From 1835 he ran a tea and coffee shop at 31 St Andrew Square. By 1840 his younger brother George joined and they created W & G Law. In 1850 William was living at 24 Stafford Street.

He ran the shop with his younger brother George, under the name of W & G Law at 31 St Andrew Square in Edinburgh and later expanded to 544 Oxford Street in London.

In 1869 he succeeded William Chambers as Lord Provost. He was succeeded in turn by James Cowan in 1872.

The principal changes in the city during his control were: erection of the Edinburgh Royal Infirmary on a new site on Lauriston Place; installation of the first city tramway; erection of the statue of Greyfriars Bobby; and siting of the Ross Fountain in Princes Street Gardens.

In later life he lived at 7 Chester Street in Edinburgh's West End.

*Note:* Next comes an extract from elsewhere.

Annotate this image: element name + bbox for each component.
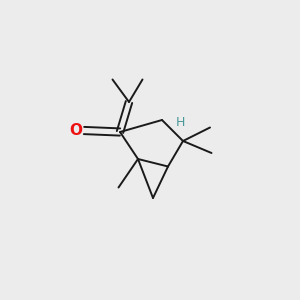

He died in Edinburgh on 14 January 1878 and was buried in Dean Cemetery. The grave lies on the east section of the main south path, backing onto the hidden southern terrace.

==Family==
He married Jane Turnbull (1819–1879) twenty years his junior, around 1850. At least four of their children died in infancy. John Law (b.1855) continued the coffee shop after his father's death and inherited the house at 7 Chester Street. He moved to 41 Heriot Row shortly before dying in 1885. In 1890 all family members were dead but John's wife was still living at Heriot Row and the shop still existed as W & G Law at St Andrew Square.

==Artistic recognition==
Law was portrayed in office by Robert Gibb. The picture is held in Edinburgh City Chambers.